Does it strike you that those who decline the invitation this morning all do so in favor of an activity that has to do with sustaining this earthly life that comes from the dust and returns to the dust? One wants to attend a wedding. Marriage outside the Empty Tomb of the Savior, produces only biological sexual life that cannot but return to the dust. Another wants to tend to his newly purchased plot of ground, which has to do with raising the crops one needs to sustain oneself in this earthly life. Another wants to test his newly purchased yoke of oxen, the ancient versions of John Deere, which are the ‘machines’ needed also to cultivate the food that sustains earthly life.

This path to the Cave, then, is followed by orienting our life toward the Love of God that wants to sustain our life by giving to us the Living Bread and the Living Cup from Heaven, the Son of God who is Himself the Resurrection and the Life—Divine Life is not a thing; it is the mystery of love and communion with the Persons of the Holy Trinity.

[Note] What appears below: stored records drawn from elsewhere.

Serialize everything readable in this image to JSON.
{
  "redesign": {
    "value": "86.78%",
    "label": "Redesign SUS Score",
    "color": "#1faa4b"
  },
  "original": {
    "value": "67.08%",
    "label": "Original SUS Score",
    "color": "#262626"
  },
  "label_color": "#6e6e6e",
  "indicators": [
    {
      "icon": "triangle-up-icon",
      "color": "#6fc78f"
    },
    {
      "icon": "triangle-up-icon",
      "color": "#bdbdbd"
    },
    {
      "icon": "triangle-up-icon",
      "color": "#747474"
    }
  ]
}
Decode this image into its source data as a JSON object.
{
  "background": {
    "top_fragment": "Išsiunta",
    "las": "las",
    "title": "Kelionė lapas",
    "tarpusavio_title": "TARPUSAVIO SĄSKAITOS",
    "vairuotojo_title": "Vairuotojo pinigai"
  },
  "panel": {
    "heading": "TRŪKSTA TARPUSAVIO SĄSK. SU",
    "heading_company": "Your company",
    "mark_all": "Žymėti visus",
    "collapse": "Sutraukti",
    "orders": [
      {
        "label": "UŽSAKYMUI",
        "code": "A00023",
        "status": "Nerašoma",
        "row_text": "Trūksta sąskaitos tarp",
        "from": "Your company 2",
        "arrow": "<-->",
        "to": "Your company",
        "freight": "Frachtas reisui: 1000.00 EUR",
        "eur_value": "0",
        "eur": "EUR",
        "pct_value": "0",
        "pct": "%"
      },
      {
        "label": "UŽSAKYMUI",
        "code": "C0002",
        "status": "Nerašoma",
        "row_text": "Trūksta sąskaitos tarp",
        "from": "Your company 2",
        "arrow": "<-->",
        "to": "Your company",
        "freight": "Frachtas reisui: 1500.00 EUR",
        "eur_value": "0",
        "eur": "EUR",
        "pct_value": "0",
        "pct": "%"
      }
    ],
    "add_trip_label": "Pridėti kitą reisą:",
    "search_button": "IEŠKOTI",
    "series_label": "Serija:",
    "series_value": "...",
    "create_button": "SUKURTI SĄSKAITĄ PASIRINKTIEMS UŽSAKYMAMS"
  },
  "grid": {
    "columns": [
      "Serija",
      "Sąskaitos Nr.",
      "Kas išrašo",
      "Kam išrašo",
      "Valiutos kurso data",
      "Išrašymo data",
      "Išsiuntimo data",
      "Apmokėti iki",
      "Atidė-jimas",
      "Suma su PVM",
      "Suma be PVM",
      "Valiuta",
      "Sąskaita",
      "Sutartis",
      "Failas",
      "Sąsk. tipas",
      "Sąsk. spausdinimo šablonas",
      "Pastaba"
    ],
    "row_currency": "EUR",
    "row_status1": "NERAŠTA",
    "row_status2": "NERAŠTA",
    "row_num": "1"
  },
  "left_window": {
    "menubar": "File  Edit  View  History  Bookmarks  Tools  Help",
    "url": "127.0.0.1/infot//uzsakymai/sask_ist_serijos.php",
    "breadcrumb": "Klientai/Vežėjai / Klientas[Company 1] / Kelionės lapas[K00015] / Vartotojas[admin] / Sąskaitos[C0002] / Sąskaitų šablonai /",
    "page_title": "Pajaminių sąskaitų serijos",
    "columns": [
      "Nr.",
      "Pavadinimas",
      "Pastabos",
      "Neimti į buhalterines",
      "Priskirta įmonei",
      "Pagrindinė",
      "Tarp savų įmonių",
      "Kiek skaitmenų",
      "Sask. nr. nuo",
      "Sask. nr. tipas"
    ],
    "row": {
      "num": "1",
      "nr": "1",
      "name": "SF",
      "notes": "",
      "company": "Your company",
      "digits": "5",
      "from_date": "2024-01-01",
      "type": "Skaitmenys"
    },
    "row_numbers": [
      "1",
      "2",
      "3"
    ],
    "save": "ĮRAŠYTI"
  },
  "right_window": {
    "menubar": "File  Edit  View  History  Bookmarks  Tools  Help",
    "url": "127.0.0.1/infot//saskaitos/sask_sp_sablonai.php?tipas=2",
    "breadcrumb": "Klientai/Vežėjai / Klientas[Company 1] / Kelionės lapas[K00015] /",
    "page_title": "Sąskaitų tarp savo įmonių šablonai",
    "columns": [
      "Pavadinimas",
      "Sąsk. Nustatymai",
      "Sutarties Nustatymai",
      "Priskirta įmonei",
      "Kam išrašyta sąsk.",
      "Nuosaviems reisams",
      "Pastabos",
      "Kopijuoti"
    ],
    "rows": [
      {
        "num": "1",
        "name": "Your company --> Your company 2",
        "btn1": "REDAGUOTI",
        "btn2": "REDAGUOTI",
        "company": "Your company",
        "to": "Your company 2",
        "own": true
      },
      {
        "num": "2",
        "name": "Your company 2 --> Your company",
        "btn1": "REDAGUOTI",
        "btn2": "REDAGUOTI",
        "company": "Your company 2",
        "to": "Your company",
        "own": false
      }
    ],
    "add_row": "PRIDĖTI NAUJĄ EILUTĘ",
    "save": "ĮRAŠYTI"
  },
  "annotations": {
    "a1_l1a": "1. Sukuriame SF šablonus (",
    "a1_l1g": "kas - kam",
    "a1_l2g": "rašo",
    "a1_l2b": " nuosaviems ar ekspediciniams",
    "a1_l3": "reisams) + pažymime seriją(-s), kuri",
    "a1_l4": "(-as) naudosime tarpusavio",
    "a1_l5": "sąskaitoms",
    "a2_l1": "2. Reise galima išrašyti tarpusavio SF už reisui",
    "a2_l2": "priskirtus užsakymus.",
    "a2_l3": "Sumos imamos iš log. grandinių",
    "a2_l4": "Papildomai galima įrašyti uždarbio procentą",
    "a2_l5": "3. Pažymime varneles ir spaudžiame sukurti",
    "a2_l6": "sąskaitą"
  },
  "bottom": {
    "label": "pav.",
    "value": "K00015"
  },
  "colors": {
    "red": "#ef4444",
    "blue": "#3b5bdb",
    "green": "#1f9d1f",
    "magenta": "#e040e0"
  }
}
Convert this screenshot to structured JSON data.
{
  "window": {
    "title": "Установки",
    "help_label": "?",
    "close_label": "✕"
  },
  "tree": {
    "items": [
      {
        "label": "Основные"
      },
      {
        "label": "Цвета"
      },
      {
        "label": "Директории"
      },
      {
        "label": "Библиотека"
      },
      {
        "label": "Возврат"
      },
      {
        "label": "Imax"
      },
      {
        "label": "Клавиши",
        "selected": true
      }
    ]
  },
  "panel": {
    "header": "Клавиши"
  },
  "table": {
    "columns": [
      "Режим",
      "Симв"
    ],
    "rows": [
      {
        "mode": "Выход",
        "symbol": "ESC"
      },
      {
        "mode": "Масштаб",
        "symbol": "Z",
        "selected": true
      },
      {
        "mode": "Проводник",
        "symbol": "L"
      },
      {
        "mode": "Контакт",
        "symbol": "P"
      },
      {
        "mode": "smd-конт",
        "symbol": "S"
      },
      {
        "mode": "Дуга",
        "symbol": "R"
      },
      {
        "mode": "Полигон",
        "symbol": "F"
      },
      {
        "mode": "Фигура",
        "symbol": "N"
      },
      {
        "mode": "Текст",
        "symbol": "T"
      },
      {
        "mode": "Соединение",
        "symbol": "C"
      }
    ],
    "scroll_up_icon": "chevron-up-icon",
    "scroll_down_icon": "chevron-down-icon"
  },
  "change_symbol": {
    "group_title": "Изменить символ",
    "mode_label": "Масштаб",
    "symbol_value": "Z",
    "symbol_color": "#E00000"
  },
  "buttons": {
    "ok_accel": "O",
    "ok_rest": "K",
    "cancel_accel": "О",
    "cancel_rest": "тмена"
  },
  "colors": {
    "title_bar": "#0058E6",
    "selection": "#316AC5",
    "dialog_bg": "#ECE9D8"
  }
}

This love of God has appeared to us visibly in the Glory of the Incarnation, the birth of God the Son from His All-Holy Mother, the Most Blessed and Beloved Virgin Mary Theotokos! This ineffable mystery is made visible to us in the many icons of Nativity, in the beauty of the Church’s liturgical and sacramental worship. And, when we receive that Beauty and cherish it as our new raison d’etre, it makes itself manifest to us invisibly in the fear of God and in the faith and love in which our soul now draws near to the God who is calling us from the Cave of His Nativity in the flesh that is visible to all, and from the Cave of His mystical Nativity in the Spirit—His Holy Resurrection—that is visible only to those who receive Him in their ‘inner man.’  

May we say that we know we have joined the leper, for example, the Shepherds and the Wise Men, and all those who are raising their minds on high and going in spirit to see with the eyes of their soul the beauty of God born of the Virgin in the Cave if we discover in our heart a warm flame of love burning with fear and trembling, joy and longing to go and see this great thing that has come to pass? For, dear faithful: we are not drawing near to a memorial. The Church herself is the Cave and the Empty Tomb! Come to the Church on Christmas Eve and enter mystically the Great Supper of the LORD’s Heavenly Banquet. He wants you to come; for, He gave Himself for you and to you. He wants you to live; He wants you to fill your heart with His Glory, with Himself! He wants to give Himself to you as the food and drink that sustains the life of your soul in the love of God that abides forever! In this joy, we take up our cross and unite ourselves to Christ in order to put to death what is earthly in us, everything that separates us from God, that we may belong wholly to the Only Lover of Mankind in the Glory of the Father. Amen! Glory to Jesus Christ! Most Holy Theotokos, save us!